My question now is, if δ^1/2 is the standard deviation of a normally distributed random variable, why is the random drawing from another normal distribution necessary or basically why do I have to multiply ε with δt^1/2?

If you take Wiener process and break it up into any amount of intervals eg 2,3,1000,1000000 etc. Then withen each interval you have in effect another Wiener process. In this sense it is like a fractal. No matter how small the interval, you always have another Wiener process. So one thing you can ask your self is how would you simulate Wiener process on a computer.

 

[Stephen Tashi]

Thanks for your answer.

You're right in saying that δz would be really big, if the time change is small, but that's not a really satisfying answer for me. I want to know why it's normally distributed, not why it's not normally distributed if you have a different form.

One way to look at it is that it's definition of a Wiener process!

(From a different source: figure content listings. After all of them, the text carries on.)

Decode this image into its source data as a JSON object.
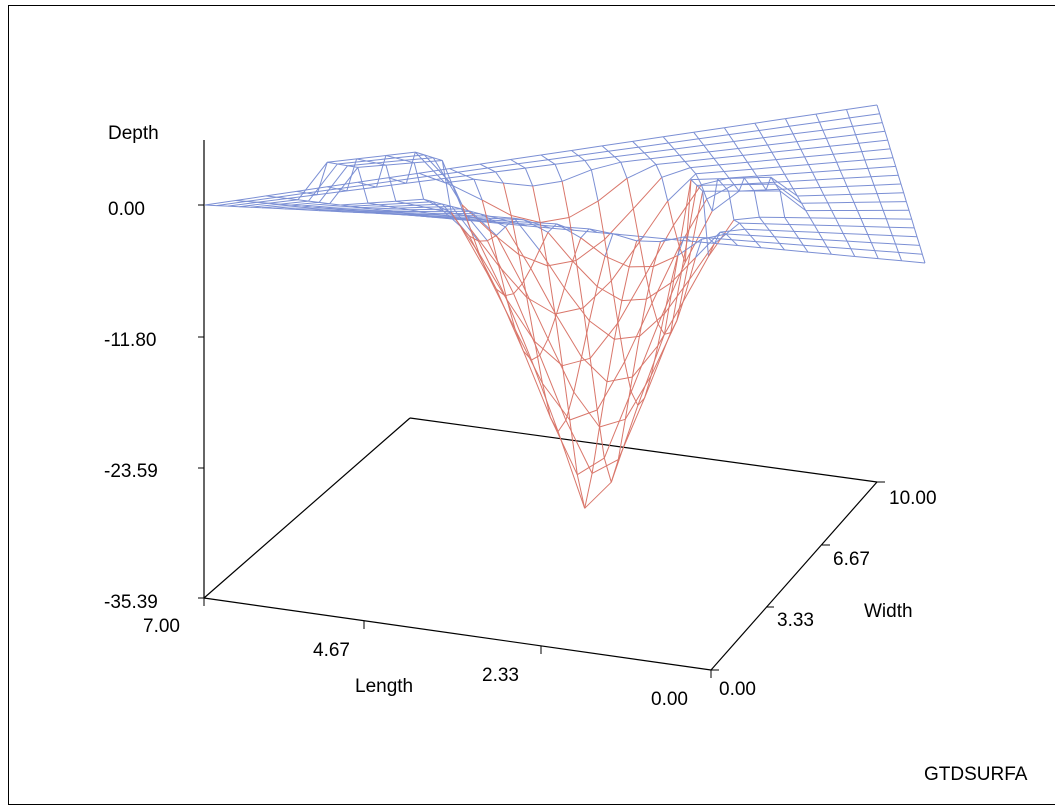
{
  "chart_data": {
    "type": "surface3d",
    "title": "",
    "axes": {
      "z": {
        "label": "Depth",
        "ticks": [
          "0.00",
          "-11.80",
          "-23.59",
          "-35.39"
        ],
        "range": [
          -35.39,
          0.0
        ]
      },
      "length": {
        "label": "Length",
        "ticks": [
          "7.00",
          "4.67",
          "2.33",
          "0.00"
        ],
        "range": [
          0.0,
          7.0
        ]
      },
      "width": {
        "label": "Width",
        "ticks": [
          "0.00",
          "3.33",
          "6.67",
          "10.00"
        ],
        "range": [
          0.0,
          10.0
        ]
      }
    },
    "colors": {
      "above_zero": "#7b8fd4",
      "below_zero": "#d9766a",
      "axes": "#000000"
    },
    "grid_rows": 18,
    "grid_cols": 22,
    "surface": "pit with flat rim at 0.00, deepest point near -25.5 around the center"
  },
  "footer": {
    "text": "GTDSURFA"
  }
}
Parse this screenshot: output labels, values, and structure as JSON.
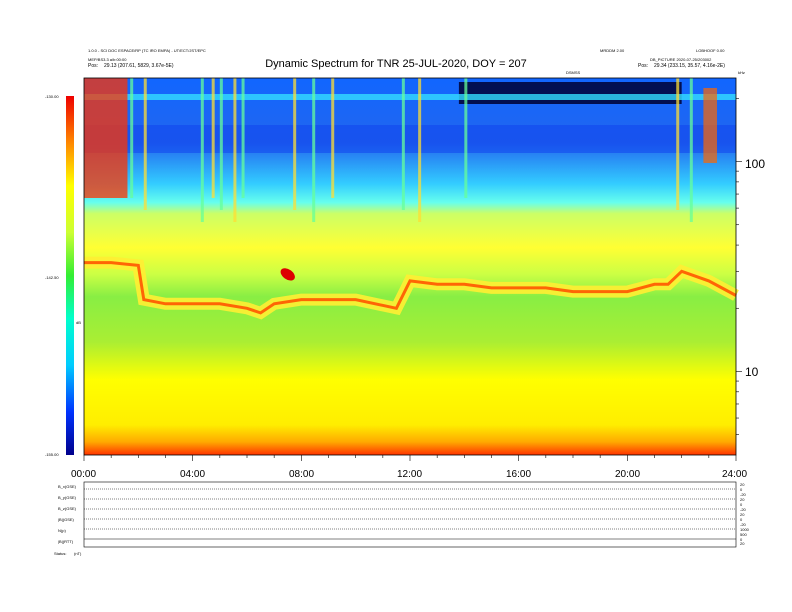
{
  "chart_data": {
    "type": "heatmap",
    "title": "Dynamic Spectrum for TNR 25-JUL-2020, DOY = 207",
    "header": {
      "left_line1": "1.0.0 - SCI DOC ESPACE/RP (TC IRO EMPA) - UT/ECT/JST/EPC",
      "left_line2": "MEP/BS3.3 a/b:00:00",
      "left_line3_label": "Pos:",
      "left_line3_value": "29.13 (207.61, 5829, 3.67e-5E)",
      "right_line1": "MRDDM 2.00",
      "right_line1b": "LOBHOOF 0.00",
      "right_line2": "DB_PICTURE 2020-07-25/203002",
      "right_line3_label": "Pos:",
      "right_line3_value": "29.34 (233.15, 35.57, 4.16e-2E)",
      "center_small": "DSMSS",
      "right_small": "kHz"
    },
    "colorbar": {
      "max_label": "-130.00",
      "mid_label": "-142.50",
      "min_label": "-155.00",
      "unit": "dB",
      "range": [
        -155,
        -130
      ]
    },
    "xaxis": {
      "ticks": [
        "00:00",
        "04:00",
        "08:00",
        "12:00",
        "16:00",
        "20:00",
        "24:00"
      ],
      "range_hours": [
        0,
        24
      ]
    },
    "yaxis_right": {
      "scale": "log",
      "ticks": [
        "100",
        "10"
      ],
      "unit": "kHz",
      "range": [
        4,
        250
      ]
    },
    "emission_lines": {
      "description_hours": [
        0,
        1,
        2,
        2.2,
        3,
        5,
        6,
        6.5,
        7,
        8,
        10,
        11.5,
        12,
        13,
        14,
        15,
        17,
        18,
        19,
        20,
        21,
        21.5,
        22,
        23,
        24
      ],
      "upper_band_khz": [
        33,
        33,
        32,
        22,
        21,
        21,
        20,
        19,
        21,
        22,
        22,
        20,
        27,
        26,
        26,
        25,
        25,
        24,
        24,
        24,
        26,
        26,
        30,
        27,
        23
      ]
    },
    "lower_panels": {
      "labels": [
        "B_x(GSE)",
        "B_y(GSE)",
        "B_z(GSE)",
        "|B|(GSE)",
        "N(p)",
        "|B|(RTT)"
      ],
      "footer_label": "Status:",
      "footer_value": "(nT)",
      "right_scale": [
        "20",
        "0",
        "-20",
        "20",
        "0",
        "-20",
        "20",
        "0",
        "-20",
        "1000",
        "500",
        "0",
        "20",
        "10",
        "0"
      ]
    }
  }
}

Accepting that, the question becomes why does this nesting of normal random variables work to define some sort of stochastic process. A property of normal random variables is that the sum of normal random variables is another random variable. Suppose you are analyzing a phenomena (or simulating it with a computer program) and you observed the process at discrete time intervals, say t = 10, t = 20, t = 30, etc. You find that the increments of the process are indepdendent and normally distributed. Then you daydream about refining your measurments so the measurements are taken at times t = 1, 2, ... Wouldn't it be nice if the increments at these small time intervals were also normally distributed. Is that even mathematically possible? Yes! The increments at smaller times could be independent normal random variables that add up to be the larger increments. (If you had found that the increments at larger times were, for example, uniform random variables you couldn't claim that they came from adding smaller uniform random variables. Independent uniform random variables don't sum to a uniform random variable. In fact, a large number of indpendent uniform random variables sums to something that is approximately a normal distribution. )

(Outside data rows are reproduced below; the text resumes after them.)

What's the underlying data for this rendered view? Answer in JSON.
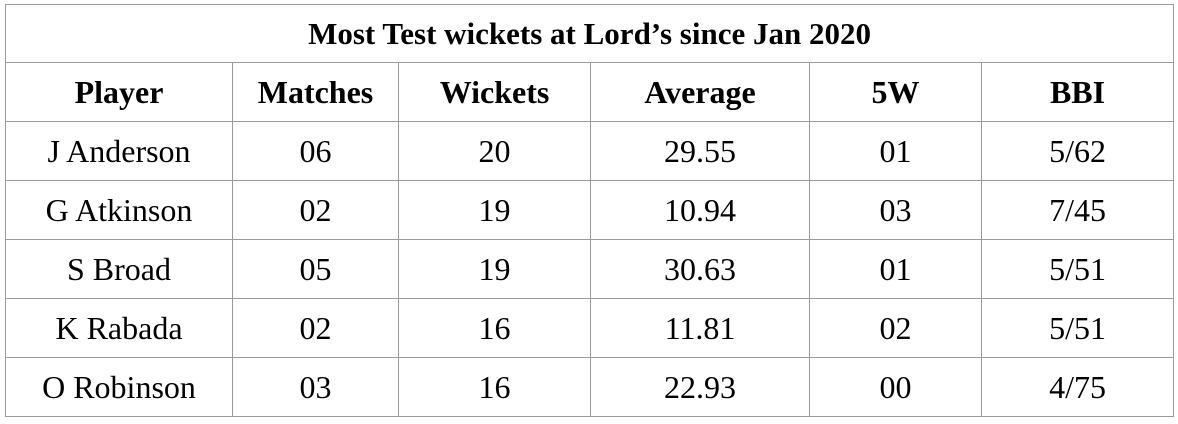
{
  "table": {
    "title": "Most Test wickets at Lord’s since Jan 2020",
    "headers": [
      "Player",
      "Matches",
      "Wickets",
      "Average",
      "5W",
      "BBI"
    ],
    "rows": [
      [
        "J Anderson",
        "06",
        "20",
        "29.55",
        "01",
        "5/62"
      ],
      [
        "G Atkinson",
        "02",
        "19",
        "10.94",
        "03",
        "7/45"
      ],
      [
        "S Broad",
        "05",
        "19",
        "30.63",
        "01",
        "5/51"
      ],
      [
        "K Rabada",
        "02",
        "16",
        "11.81",
        "02",
        "5/51"
      ],
      [
        "O Robinson",
        "03",
        "16",
        "22.93",
        "00",
        "4/75"
      ]
    ]
  }
}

From the this point of view the intutiive idea of a Wiener process is that it is a phenomenon whose increments can be analyzed as independent normal random variables at increasingly small time intervals. Of course, if the variance of the process measured at t = 10, 20, 30,... is $\sigma_{10}$, you can't say the variance of the process at t = 1, 2, 3,... is one tenth of that variance. To have the variance at 10 small increments produce the correct variance at one large increment, you must consider how the variances of a sum of independent random variables add. That's essentially where the square root comes in.